Child pupil with parent or teacher reading a book in public library.

Child pupil with parent or teacher reading a book in public library.

I have been very interested in the results of a very long term study that has been going on for more than fifty years. The study is called ‘My Life’ and I am the only subject of that study. Why am I like I am? And the thing that interests me particularly at the moment: why am I so interested in science when it seems so many kids are not? I put it down to one thing: contagious passion.

I had the good fortune to be exposed, early in life, to people who loved learning and encouraged it in me. I remember walking across sand dunes with my Dad and saying to him; “There is nothing here.” “Really?” he said, and he drew a pre-metric one-yard square in the sand. We got down on our hands and knees and discovered all sorts of things: bugs and seeds and tiny lichens and all sorts of things.

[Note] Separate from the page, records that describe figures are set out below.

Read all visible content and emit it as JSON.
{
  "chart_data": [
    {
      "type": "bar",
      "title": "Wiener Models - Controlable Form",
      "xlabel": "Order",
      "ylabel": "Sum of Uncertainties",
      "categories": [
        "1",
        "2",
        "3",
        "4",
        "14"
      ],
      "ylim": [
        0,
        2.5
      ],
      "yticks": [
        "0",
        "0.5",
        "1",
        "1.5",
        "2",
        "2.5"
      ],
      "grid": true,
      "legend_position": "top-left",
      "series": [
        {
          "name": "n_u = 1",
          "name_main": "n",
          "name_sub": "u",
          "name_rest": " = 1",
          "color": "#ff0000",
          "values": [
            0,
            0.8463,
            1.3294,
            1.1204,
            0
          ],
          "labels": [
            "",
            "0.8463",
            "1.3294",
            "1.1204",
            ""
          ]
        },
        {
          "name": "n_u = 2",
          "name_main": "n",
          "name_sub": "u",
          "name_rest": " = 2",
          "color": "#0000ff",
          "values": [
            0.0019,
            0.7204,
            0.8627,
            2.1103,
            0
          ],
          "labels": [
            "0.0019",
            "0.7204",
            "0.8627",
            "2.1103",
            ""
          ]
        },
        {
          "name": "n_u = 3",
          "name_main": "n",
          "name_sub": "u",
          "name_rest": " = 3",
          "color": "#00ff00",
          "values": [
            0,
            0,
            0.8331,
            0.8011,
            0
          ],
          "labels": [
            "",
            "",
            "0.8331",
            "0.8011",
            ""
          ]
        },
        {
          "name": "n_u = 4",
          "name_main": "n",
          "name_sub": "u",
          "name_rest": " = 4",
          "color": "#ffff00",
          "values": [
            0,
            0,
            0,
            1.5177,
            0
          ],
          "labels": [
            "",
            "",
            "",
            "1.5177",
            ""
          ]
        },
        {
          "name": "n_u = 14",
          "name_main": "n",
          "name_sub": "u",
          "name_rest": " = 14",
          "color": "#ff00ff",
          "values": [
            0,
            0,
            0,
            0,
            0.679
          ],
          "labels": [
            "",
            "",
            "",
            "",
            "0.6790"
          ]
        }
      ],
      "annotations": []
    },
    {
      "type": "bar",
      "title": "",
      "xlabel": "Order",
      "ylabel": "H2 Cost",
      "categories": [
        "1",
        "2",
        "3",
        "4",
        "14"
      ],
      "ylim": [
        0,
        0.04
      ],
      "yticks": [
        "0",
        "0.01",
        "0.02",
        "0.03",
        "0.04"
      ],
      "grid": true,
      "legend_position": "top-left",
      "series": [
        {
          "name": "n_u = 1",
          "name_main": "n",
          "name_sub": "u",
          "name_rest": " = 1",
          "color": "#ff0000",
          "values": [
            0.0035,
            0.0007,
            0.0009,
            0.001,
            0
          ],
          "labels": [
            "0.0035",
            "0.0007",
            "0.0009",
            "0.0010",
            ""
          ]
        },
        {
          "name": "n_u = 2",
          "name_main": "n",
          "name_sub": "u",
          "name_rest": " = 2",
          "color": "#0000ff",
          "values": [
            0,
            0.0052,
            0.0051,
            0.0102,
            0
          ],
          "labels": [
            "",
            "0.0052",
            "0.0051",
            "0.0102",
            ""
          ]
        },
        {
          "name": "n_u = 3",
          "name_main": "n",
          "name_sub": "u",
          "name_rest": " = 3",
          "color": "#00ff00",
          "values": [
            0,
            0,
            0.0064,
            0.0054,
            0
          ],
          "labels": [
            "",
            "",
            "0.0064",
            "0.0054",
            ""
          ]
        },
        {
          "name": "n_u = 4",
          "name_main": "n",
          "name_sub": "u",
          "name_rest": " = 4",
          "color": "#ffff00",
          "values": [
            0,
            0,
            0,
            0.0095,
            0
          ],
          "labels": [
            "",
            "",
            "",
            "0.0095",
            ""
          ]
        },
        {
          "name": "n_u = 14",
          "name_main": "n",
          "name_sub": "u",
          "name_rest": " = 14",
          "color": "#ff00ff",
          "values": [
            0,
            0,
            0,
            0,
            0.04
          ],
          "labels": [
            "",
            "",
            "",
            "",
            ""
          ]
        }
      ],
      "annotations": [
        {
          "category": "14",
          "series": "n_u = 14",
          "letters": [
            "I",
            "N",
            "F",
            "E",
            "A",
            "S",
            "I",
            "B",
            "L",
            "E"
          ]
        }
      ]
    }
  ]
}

That’s one thing I love about science – it helps you see things and the world becomes more wonderful. I had the great fortune to subsequently have great primary school teachers like Mr Baddeley and Miss Woodcock, and then great high school teachers like Miss Wildermoth and Mr Biddle who treated us like young scientists, so we learnt like scientists and, in my case I went on to actually become a scientist. Their contagious passion and curiosity, coupled with an environment full of books, launched me on the adventure of learning that I am still on today.

There is a saying, “Children don’t learn subjects – they learn teachers.” I don’t think it is any coincidence that the teachers who hooked me into learning the most were also the teachers who loved teaching and loved their subjects. And I think it also helped that you got the strong impression they actually liked us, too.

Teachers are important, but research shows parents are even more important in education. Does your love of learning show? A love of learning is as contagious as nits or worms and, like nits and worms, it’ll make your kids itch: itch to find out and itch to explore, an itch to know.  If you are a parent develop that itch yourself, and then help them to scratch. Ask itchy like questions – “Why?” – “How?” – “What if…?” and then scratch out the answers together.